Friday, January 10, 2020


The interest in the connections between plants and people, referred to in my previous post of seven years ago (!),  culminated in an exhibition in 2018, Big Botany: Conversations with the Plant World, that I am very proud of.  Since that post I have also retired from my wonderful position at the Spencer Museum of Art and now I can talk openly about prints, even the ones I make myself!

Over Thirty years ago, I started a woodcut project inspired by the beautiful fifteenth-century blockbooks known as Biblia Pauperum (Bible of the Poor, a misnomer). These make use of a pictorial scheme that frames narrative images and text in a meaningful relationship, specifically, they comprise a typology that aligns New Testament themes with Old Testament prefigurations. I have seen a number of these rare books in person and their hand-made qualities sing through the deep embossing of the vigorously carved wooden blocks they were printed from. The hand-made paper and inks, which range from sepia to dark brown add to this tactile aesthetic.

I have always found the visual strategy of blockbooks (also "block books"), in which image and text are printed from one block of wood, to be very satisfying, so I had the idea of making an abcedarium (also "abecedarium," an endangered word, alas) for my daughters in a similar format, but not as a blockbook since each page would utilize multiple blocks. My plan was to make an ABC book of edible plants and hand tools, which I thought would provide useful information about important, disappearing knowledge; and this was before the internet had its way with knowledge! My daughters were three, one, and minus five years old at the time so I figured I had time to accomplish this.

My approach was to use one block for the framing motif, an architectural format (recalling the ancient Art of Memory, which also appeared as a blockbook, Ars Memorandi, but that is another story ... ) with windows framing the upper and lower case letters, images of the  appropriate tool and plant, and their names. Each of these was carved on its own block and inserted into the framing block for printing. So, this amounted to six blocks carved for each letter of the alphabet, set into a seventh, the framing block. Not too surprisingly, I was later to publish an article on historical aspects of this this printing strategy, “Modular Prints – A Special Case of the Assembled Woodcut in the 15th- and 16th- Centuries,” in Grand Scale: Monumental Prints in the Age of Dürer and Titian. New Haven: Yale University Press, in association with the Davis Museum and Cultural Center, Wellesley College, 2008: 87-98.

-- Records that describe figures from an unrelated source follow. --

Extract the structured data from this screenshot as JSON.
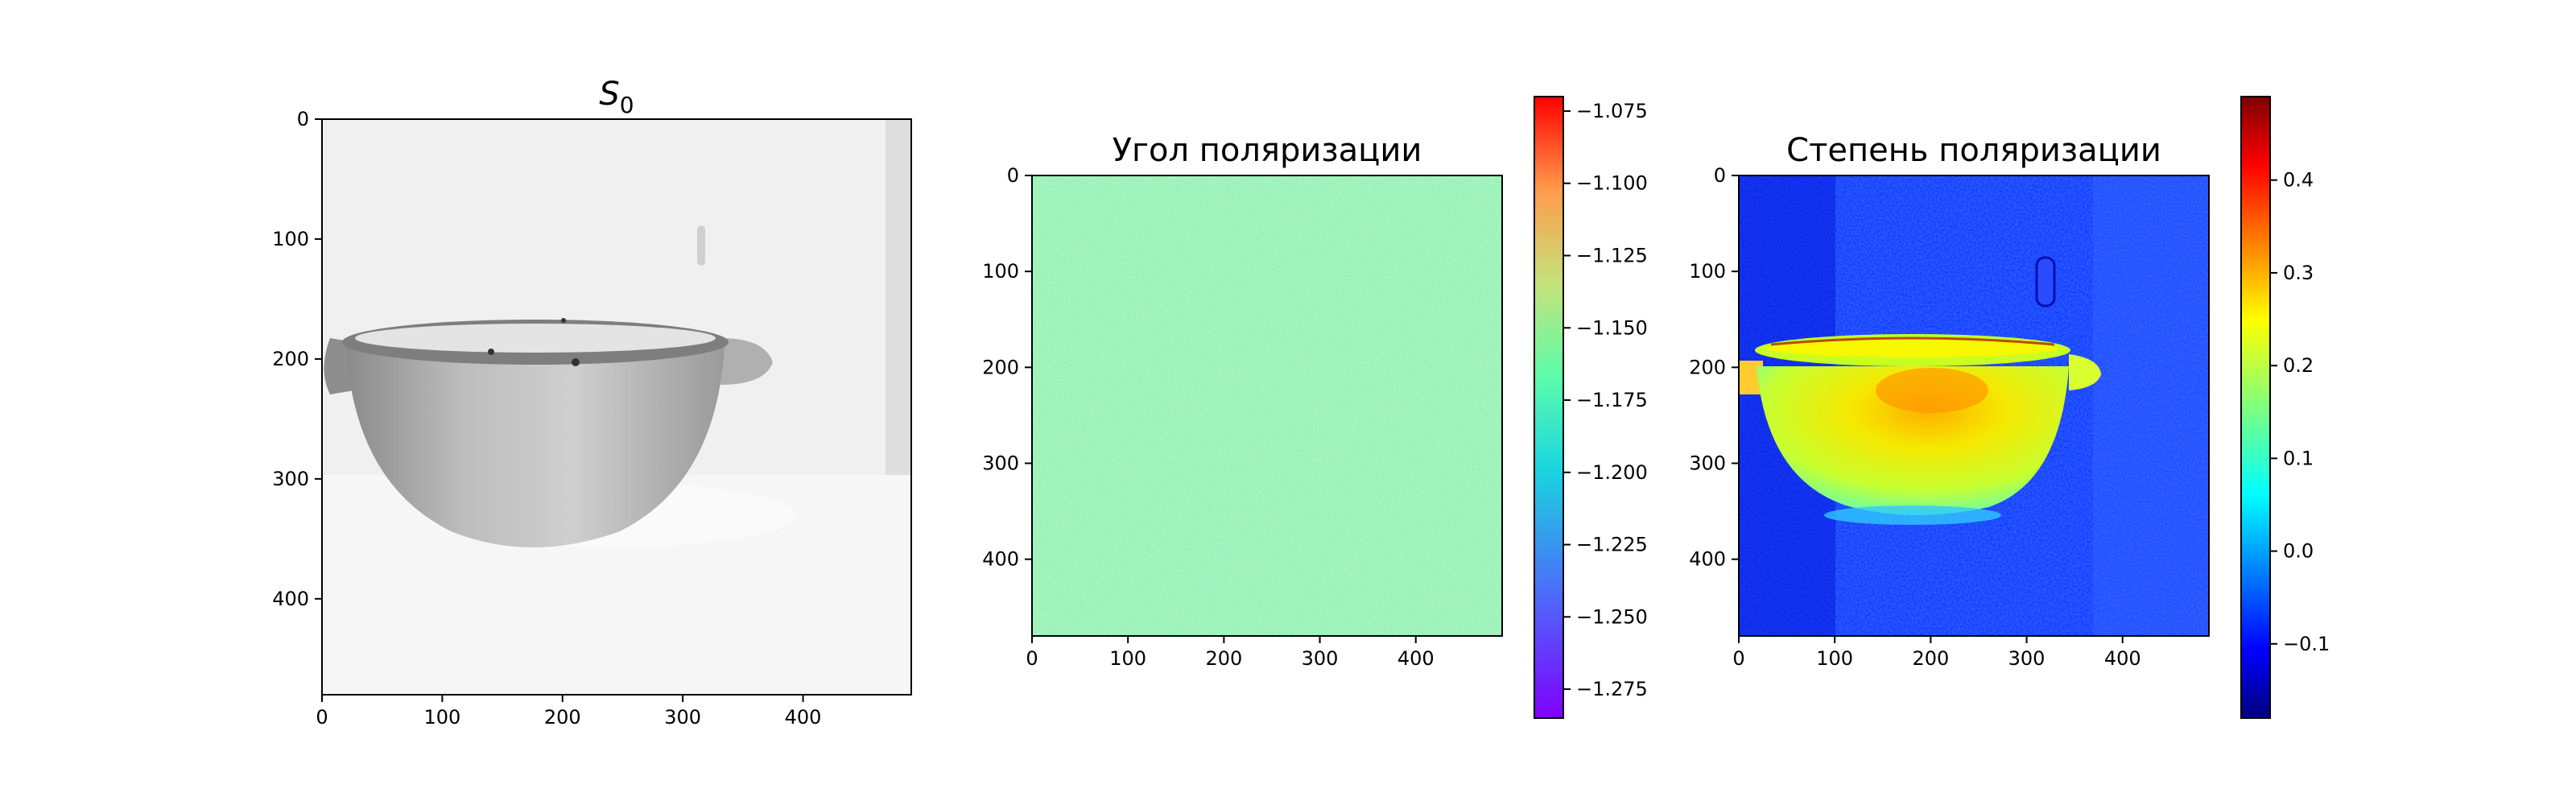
{
  "chart_data": [
    {
      "type": "heatmap",
      "title": "S",
      "title_subscript": "0",
      "colormap": "gray",
      "colorbar": false,
      "xlim": [
        0,
        490
      ],
      "ylim": [
        480,
        0
      ],
      "x_ticks": [
        "0",
        "100",
        "200",
        "300",
        "400"
      ],
      "y_ticks": [
        "0",
        "100",
        "200",
        "300",
        "400"
      ],
      "content": "grayscale image of a ceramic bowl with two side handles"
    },
    {
      "type": "heatmap",
      "title": "Угол поляризации",
      "colormap": "rainbow",
      "colorbar": true,
      "clim": [
        -1.285,
        -1.07
      ],
      "colorbar_ticks": [
        "−1.075",
        "−1.100",
        "−1.125",
        "−1.150",
        "−1.175",
        "−1.200",
        "−1.225",
        "−1.250",
        "−1.275"
      ],
      "xlim": [
        0,
        490
      ],
      "ylim": [
        480,
        0
      ],
      "x_ticks": [
        "0",
        "100",
        "200",
        "300",
        "400"
      ],
      "y_ticks": [
        "0",
        "100",
        "200",
        "300",
        "400"
      ],
      "content": "uniform noise around −1.18"
    },
    {
      "type": "heatmap",
      "title": "Степень поляризации",
      "colormap": "jet",
      "colorbar": true,
      "clim": [
        -0.18,
        0.49
      ],
      "colorbar_ticks": [
        "0.4",
        "0.3",
        "0.2",
        "0.1",
        "0.0",
        "−0.1"
      ],
      "xlim": [
        0,
        490
      ],
      "ylim": [
        480,
        0
      ],
      "x_ticks": [
        "0",
        "100",
        "200",
        "300",
        "400"
      ],
      "y_ticks": [
        "0",
        "100",
        "200",
        "300",
        "400"
      ],
      "content": "bowl highly polarized (~0.2–0.3) on background ~−0.1"
    }
  ]
}
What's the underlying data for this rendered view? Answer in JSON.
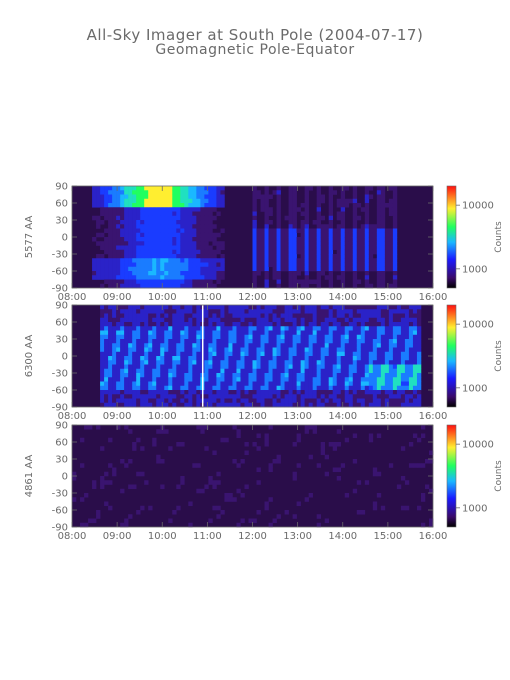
{
  "title": "All-Sky Imager at South Pole (2004-07-17)",
  "subtitle": "Geomagnetic Pole-Equator",
  "chart_data": [
    {
      "type": "heatmap",
      "ylabel": "5577 AA",
      "x_ticks": [
        "08:00",
        "09:00",
        "10:00",
        "11:00",
        "12:00",
        "13:00",
        "14:00",
        "15:00",
        "16:00"
      ],
      "xlim": [
        "08:00",
        "16:00"
      ],
      "y_ticks": [
        90,
        60,
        30,
        0,
        -30,
        -60,
        -90
      ],
      "ylim": [
        -90,
        90
      ],
      "colorbar": {
        "label": "Counts",
        "ticks": [
          10000,
          1000
        ],
        "tick_labels": [
          "10000",
          "1000"
        ],
        "scale": "log"
      },
      "notes": "Strong green-yellow emission near 60-90 from 08:40 to 11:00; broad blue band 09:00-11:00; vertical streaks 12:00-15:30."
    },
    {
      "type": "heatmap",
      "ylabel": "6300 AA",
      "x_ticks": [
        "08:00",
        "09:00",
        "10:00",
        "11:00",
        "12:00",
        "13:00",
        "14:00",
        "15:00",
        "16:00"
      ],
      "xlim": [
        "08:00",
        "16:00"
      ],
      "y_ticks": [
        90,
        60,
        30,
        0,
        -30,
        -60,
        -90
      ],
      "ylim": [
        -90,
        90
      ],
      "colorbar": {
        "label": "Counts",
        "ticks": [
          10000,
          1000
        ],
        "tick_labels": [
          "10000",
          "1000"
        ],
        "scale": "log"
      },
      "notes": "Blue structures 09:00-15:50; white vertical gap near 10:55."
    },
    {
      "type": "heatmap",
      "ylabel": "4861 AA",
      "x_ticks": [
        "08:00",
        "09:00",
        "10:00",
        "11:00",
        "12:00",
        "13:00",
        "14:00",
        "15:00",
        "16:00"
      ],
      "xlim": [
        "08:00",
        "16:00"
      ],
      "y_ticks": [
        90,
        60,
        30,
        0,
        -30,
        -60,
        -90
      ],
      "ylim": [
        -90,
        90
      ],
      "colorbar": {
        "label": "Counts",
        "ticks": [
          10000,
          1000
        ],
        "tick_labels": [
          "10000",
          "1000"
        ],
        "scale": "log"
      },
      "notes": "Mostly low counts (dark purple) with faint features."
    }
  ],
  "colors": {
    "axis": "#6a6a6a",
    "background_low": "#2a0d4a",
    "blue": "#1a3cff",
    "cyan": "#1ab8ff",
    "green": "#20ff60",
    "yellow": "#ffee30"
  }
}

A few years after beginning this project I had only gotten up to the letter “F,” my daughters, now three in number, were growing up, and time for this project was getting harder and harder to find, so the project lay fallow for thirty years until last year when grandchildren inspired me to take it up again. 


Somewhere between 1988 and 2019 the main block (a pine plank) warped and I unthinkingly glued it down onto a piece of plywood to keep it flat. In so doing I created more problems for myself, but more on that later. At this writing I am finishing the letter “Q” and I’m sure that the project will find some kind of conclusion in the course of 2020, though I doubt it will be as originally conceived.